- #APPLIKATION AUF BRICSCAD SOFTWARE#
- #APPLIKATION AUF BRICSCAD CODE#
- #APPLIKATION AUF BRICSCAD LICENSE#
How long the software will keep working is another matter, depending as it does on factors not entirely within your control.
#APPLIKATION AUF BRICSCAD LICENSE#
Assuming you’re a perpetual license holder, when you drop the maintenance contract on one of your AutoCAD licenses, you’re entitled to keep using the software as long as you wish, albeit only the current release at the time the contract ends. So it doesn’t matter that much which AutoCAD release you have hanging around. It means if you’re a power user, CAD Manager, developer or support person, you’re probably going to have to keep one working copy of AutoCAD around even after you’ve completed the transition to BricsCAD.īecause VLIDE has been in maintenance mode for over 15 years it remains virtually unchanged year after year (including ancient bugs). There are various programming editors around that can help with editing code, but no substitute for integrated debugging. There is a downside to BricsCAD’s LISP, and it’s a big one no VLIDE. Upshot: if you’re doing work where there’s a lot of LISP processing going on, switching to BricsCAD is going to save you a shedload of time. That’s 2.88 times faster, which is consistent with my previous observations with a variety of routines. Over half an hour saved on one operation. AutoCAD took 2970 seconds (about 49 minutes), BricsCAD 1030 seconds (about 17 minutes).
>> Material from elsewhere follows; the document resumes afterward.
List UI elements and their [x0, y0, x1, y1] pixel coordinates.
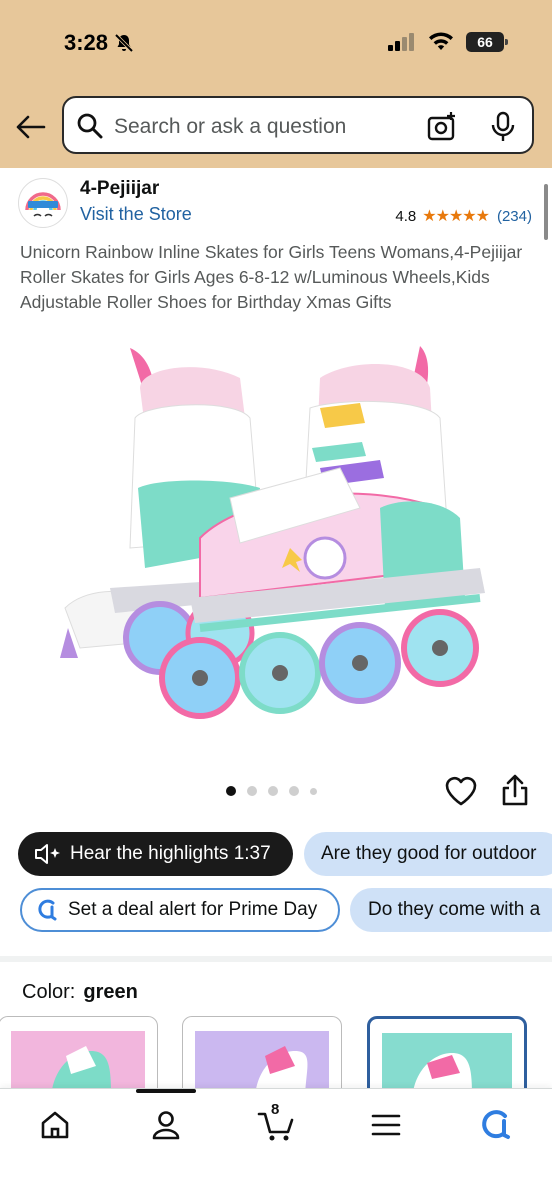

I ran it on both AutoCAD 2017 and BricsCAD V17 on the same PC. User impressions are one thing, but how about measurements? Today, I had a support job to do that involved running one of my LISP routines. Fast enough to extract the following comment from one of my AutoCAD users trying out a linework cleanup routine in BricsCAD:
#APPLIKATION AUF BRICSCAD CODE#
It’s immediately noticeable when running any LISP code that needs to do a bit of processing that it just gets done faster in BricsCAD than AutoCAD. Reporting LISP bugs and incompatibilities to Bricsys generally gets them fixed super-quick.Īlso super-quick is the speed at which your code will run. It’s often possible to work around these and still retain the same code that works in both AutoCAD and BricsCAD.

There are minor incompatibilities, system variable and command-line differences that cause problems in a handful of cases. It’s a quite astonishingly high level of compatibility.īut it’s not 100%. Some DOSLib functions are built in and the rest can be loaded, as with AutoCAD. Yes, even on the Mac and Linux platforms. It’s not just simple old AutoLISP code that runs in BricsCAD, but complex dialog routines that use DCL, and Visual LISP stuff that uses ActiveX. That’s not an statement that can be made about various Autodesk products that bear the AutoCAD name, such as AutoCAD 360, AutoCAD LT and AutoCAD for Mac. If you’re a power user or CAD Manager transitioning from AutoCAD to BricsCAD, one of the things you’ll like is that almost all of your LISP routines will just work.